LEXINGTON, Ky. (Aug. 18, 2016) — Kentucky has made significant progress in education, but the state is not doing enough to close the academic achievement gaps that persist among different groups of students, according to a report from the Prichard Committee for Academic Excellence.

Screen Shot 2016-08-18 at 3.34.19 PMThe report said that closing those gaps is more critical than ever given the increasing need for education or training after high school to ensure the future success of individual students and the state as a whole.

Students most likely to face such barriers include those:

  • With low family incomes
  • Who are learning English
  • With learning differences
  • Who are African American, Hispanic or Latino, American Indian/Native Alaskan or of two or more races

Nearly 70 percent of Kentucky students fit in one or more of those groups, although many of those students excel, the report said.

While overall student results have improved over the last decade, the report points out that the achievement gaps have grown.
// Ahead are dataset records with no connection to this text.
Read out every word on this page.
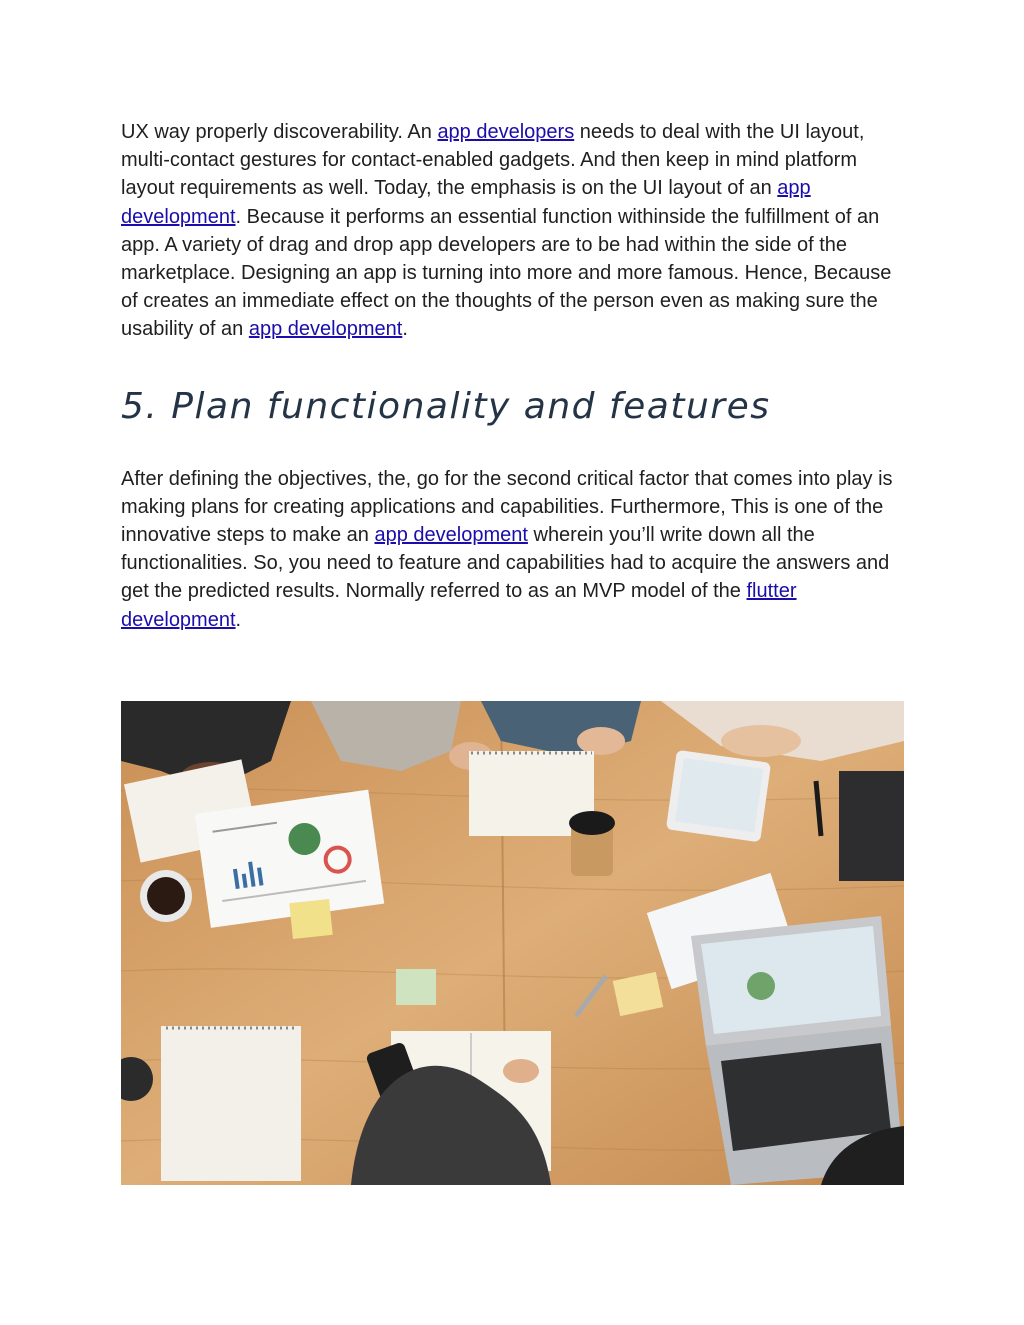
UX way properly discoverability. An app developers needs to deal with the UI layout, multi-contact gestures for contact-enabled gadgets. And then keep in mind platform layout requirements as well. Today, the emphasis is on the UI layout of an app development. Because it performs an essential function withinside the fulfillment of an app. A variety of drag and drop app developers are to be had within the side of the marketplace. Designing an app is turning into more and more famous. Hence, Because of creates an immediate effect on the thoughts of the person even as making sure the usability of an app development.

5. Plan functionality and features

After defining the objectives, the, go for the second critical factor that comes into play is making plans for creating applications and capabilities. Furthermore, This is one of the innovative steps to make an app development wherein you’ll write down all the functionalities. So, you need to feature and capabilities had to acquire the answers and get the predicted results. Normally referred to as an MVP model of the flutter development.
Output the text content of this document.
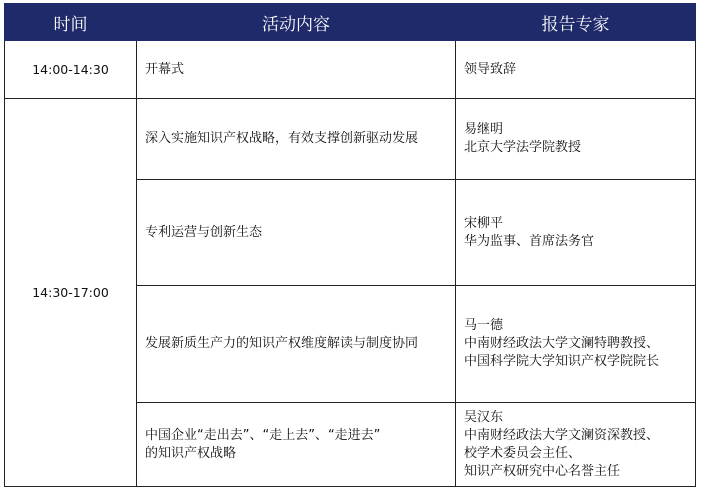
时间	活动内容	报告专家
14:00-14:30	开幕式	领导致辞

14:30-17:00	深入实施知识产权战略，有效支撑创新驱动发展	易继明
北京大学法学院教授

	专利运营与创新生态	宋柳平
华为监事、首席法务官

	发展新质生产力的知识产权维度解读与制度协同	马一德
中南财经政法大学文澜特聘教授、
中国科学院大学知识产权学院院长

	中国企业“走出去”、“走上去”、“走进去”
的知识产权战略	吴汉东
中南财经政法大学文澜资深教授、
校学术委员会主任、
知识产权研究中心名誉主任
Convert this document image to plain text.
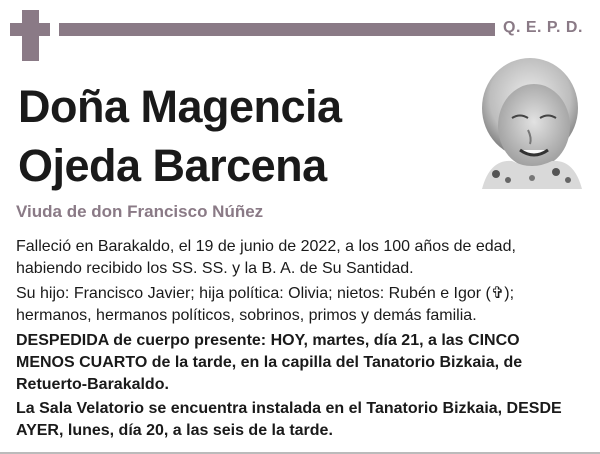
Q. E. P. D.
Doña Magencia
Ojeda Barcena
Viuda de don Francisco Núñez

Falleció en Barakaldo, el 19 de junio de 2022, a los 100 años de edad, habiendo recibido los SS. SS. y la B. A. de Su Santidad.

Su hijo: Francisco Javier; hija política: Olivia; nietos: Rubén e Igor (✞); hermanos, hermanos políticos, sobrinos, primos y demás familia.

DESPEDIDA de cuerpo presente: HOY, martes, día 21, a las CINCO MENOS CUARTO de la tarde, en la capilla del Tanatorio Bizkaia, de Retuerto-Barakaldo.

La Sala Velatorio se encuentra instalada en el Tanatorio Bizkaia, DESDE AYER, lunes, día 20, a las seis de la tarde.
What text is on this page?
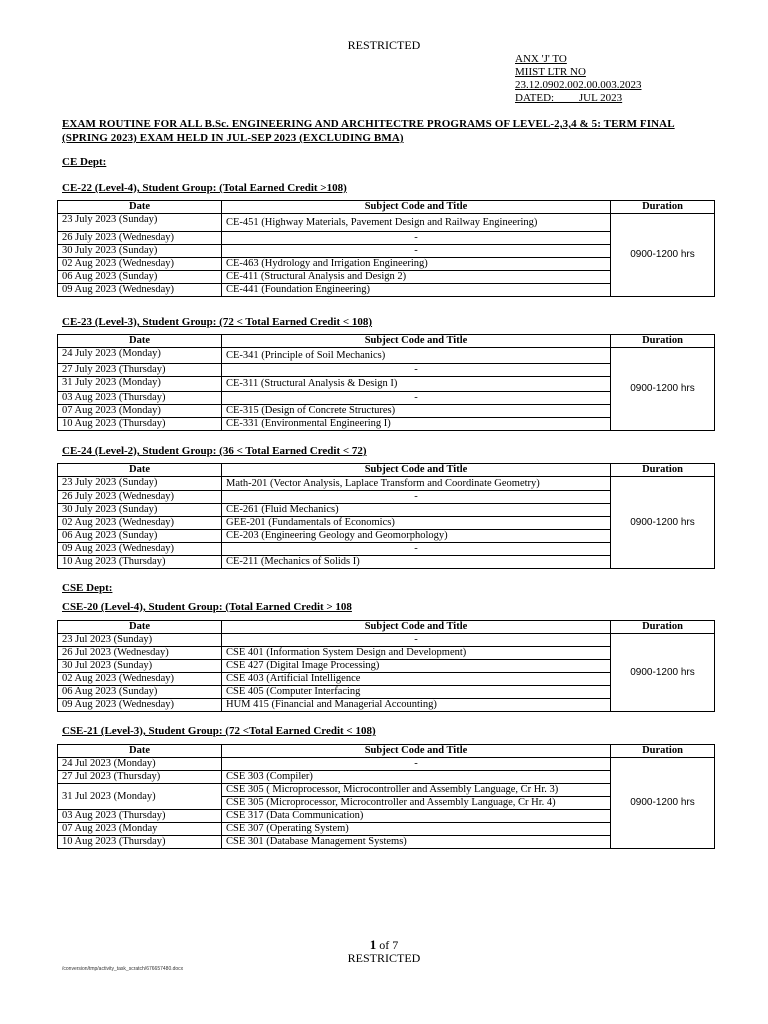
RESTRICTED
ANX 'J' TO
MIIST LTR NO
23.12.0902.002.00.003.2023
DATED:         JUL 2023
EXAM ROUTINE FOR ALL B.Sc. ENGINEERING AND ARCHITECTRE PROGRAMS OF LEVEL-2,3,4 & 5: TERM FINAL (SPRING 2023) EXAM HELD IN JUL-SEP 2023 (EXCLUDING BMA)
CE Dept:
CE-22 (Level-4), Student Group: (Total Earned Credit >108)
Date	Subject Code and Title	Duration
23 July 2023 (Sunday)	CE-451 (Highway Materials, Pavement Design and Railway Engineering)	0900-1200 hrs
26 July 2023 (Wednesday)	-	
30 July 2023 (Sunday)	-	
02 Aug 2023 (Wednesday)	CE-463 (Hydrology and Irrigation Engineering)	
06 Aug 2023 (Sunday)	CE-411 (Structural Analysis and Design 2)	
09 Aug 2023 (Wednesday)	CE-441 (Foundation Engineering)	
CE-23 (Level-3), Student Group: (72 < Total Earned Credit < 108)
Date	Subject Code and Title	Duration
24 July 2023 (Monday)	CE-341 (Principle of Soil Mechanics)	0900-1200 hrs
27 July 2023 (Thursday)	-	
31 July 2023 (Monday)	CE-311 (Structural Analysis & Design I)	
03 Aug 2023 (Thursday)	-	
07 Aug 2023 (Monday)	CE-315 (Design of Concrete Structures)	
10 Aug 2023 (Thursday)	CE-331 (Environmental Engineering I)	
CE-24 (Level-2), Student Group: (36 < Total Earned Credit < 72)
Date	Subject Code and Title	Duration
23 July 2023 (Sunday)	Math-201 (Vector Analysis, Laplace Transform and Coordinate Geometry)	0900-1200 hrs
26 July 2023 (Wednesday)	-	
30 July 2023 (Sunday)	CE-261 (Fluid Mechanics)	
02 Aug 2023 (Wednesday)	GEE-201 (Fundamentals of Economics)	
06 Aug 2023 (Sunday)	CE-203 (Engineering Geology and Geomorphology)	
09 Aug 2023 (Wednesday)	-	
10 Aug 2023 (Thursday)	CE-211 (Mechanics of Solids I)	
CSE Dept:
CSE-20 (Level-4), Student Group: (Total Earned Credit > 108
Date	Subject Code and Title	Duration
23 Jul 2023 (Sunday)	-	0900-1200 hrs
26 Jul 2023 (Wednesday)	CSE 401 (Information System Design and Development)	
30 Jul 2023 (Sunday)	CSE 427 (Digital Image Processing)	
02 Aug 2023 (Wednesday)	CSE 403 (Artificial Intelligence	
06 Aug 2023 (Sunday)	CSE 405 (Computer Interfacing	
09 Aug 2023 (Wednesday)	HUM 415 (Financial and Managerial Accounting)	
CSE-21 (Level-3), Student Group: (72 <Total Earned Credit < 108)
Date	Subject Code and Title	Duration
24 Jul 2023 (Monday)	-	0900-1200 hrs
27 Jul 2023 (Thursday)	CSE 303 (Compiler)	
31 Jul 2023 (Monday)	CSE 305 ( Microprocessor, Microcontroller and Assembly Language, Cr Hr. 3)	
	CSE 305 (Microprocessor, Microcontroller and Assembly Language, Cr Hr. 4)	
03 Aug 2023 (Thursday)	CSE 317 (Data Communication)	
07 Aug 2023 (Monday	CSE 307 (Operating System)	
10 Aug 2023 (Thursday)	CSE 301 (Database Management Systems)	
1 of 7
RESTRICTED
/conversion/tmp/activity_task_scratch/676657480.docx
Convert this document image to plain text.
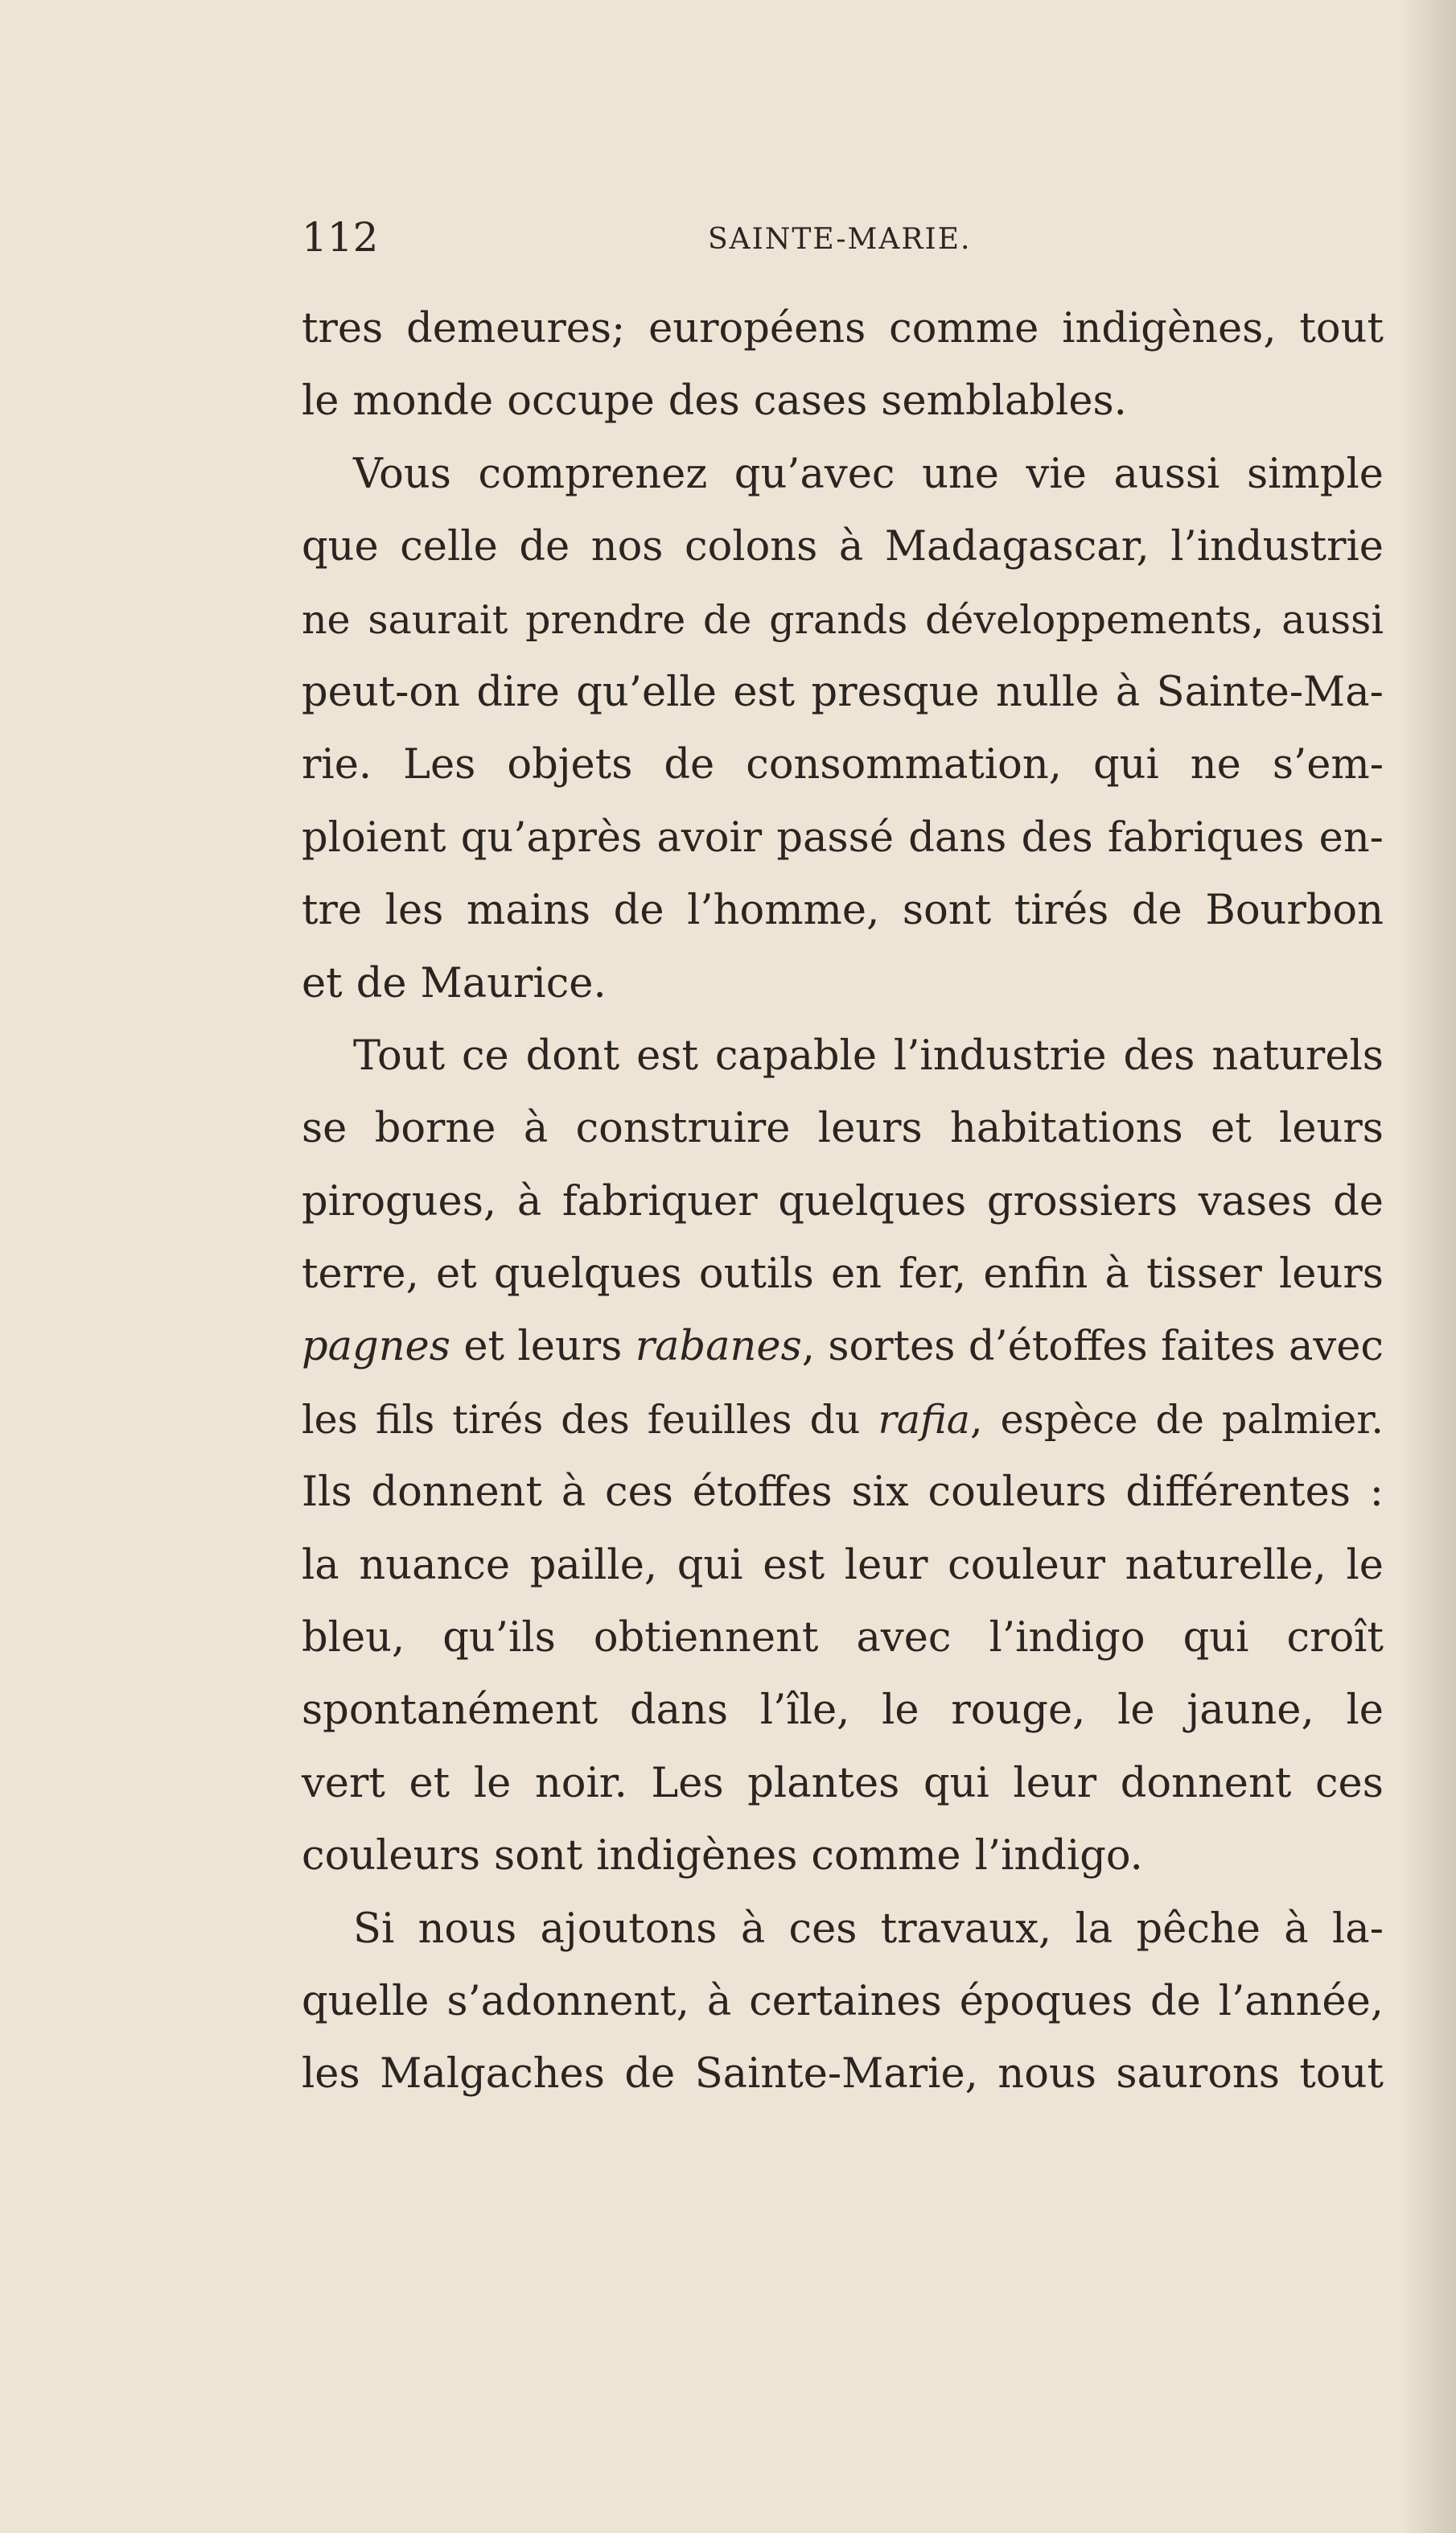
112	SAINTE-MARIE.
tres demeures; européens comme indigènes, tout
le monde occupe des cases semblables.
Vous comprenez qu’avec une vie aussi simple
que celle de nos colons à Madagascar, l’industrie
ne saurait prendre de grands développements, aussi
peut-on dire qu’elle est presque nulle à Sainte-Ma-
rie. Les objets de consommation, qui ne s’em-
ploient qu’après avoir passé dans des fabriques en-
tre les mains de l’homme, sont tirés de Bourbon
et de Maurice.
Tout ce dont est capable l’industrie des naturels
se borne à construire leurs habitations et leurs
pirogues, à fabriquer quelques grossiers vases de
terre, et quelques outils en fer, enfin à tisser leurs
pagnes et leurs rabanes, sortes d’étoffes faites avec
les fils tirés des feuilles du rafia, espèce de palmier.
Ils donnent à ces étoffes six couleurs différentes :
la nuance paille, qui est leur couleur naturelle, le
bleu, qu’ils obtiennent avec l’indigo qui croît
spontanément dans l’île, le rouge, le jaune, le
vert et le noir. Les plantes qui leur donnent ces
couleurs sont indigènes comme l’indigo.
Si nous ajoutons à ces travaux, la pêche à la-
quelle s’adonnent, à certaines époques de l’année,
les Malgaches de Sainte-Marie, nous saurons tout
As an example, between 2005 and 2015, Kentucky’s 4th-grade reading proficiency on the National Assessment of Educational Progress increased:

  • 8 percent for African American students and 11 percent for white students
  • 7 percent for students receiving free or reduced price meals and 18 percent for students not receiving those meals
  • 5 percent for students with identified disabilities and 12 percent for students without

All six student groups improved, but closing the gaps would have required faster improvement for those students with the lower rates of growth.

Key findings point to the need for early and continuing efforts to achieve excellence with equity in Kentucky schools:

  • Gaps are already visible at the start of kindergarten, making early childhood efforts essential.
  • Most gaps expand from kindergarten to graduation, confirming that improvement is needed at all grade levels.
  • Disciplinary consequences are much harsher for students of some races than for others.
  • Identification of students with disabilities and gifted and talented students appears to lack equity.
  • Kentucky’s teaching force lacks sufficient racial diversity.

The report calls for bold leadership at the state and community levels; improvements in school climate and culture to support students and families; classroom instruction that engages each student; accountability to ensure improvement in student performance; and a clear focus on sustaining the work.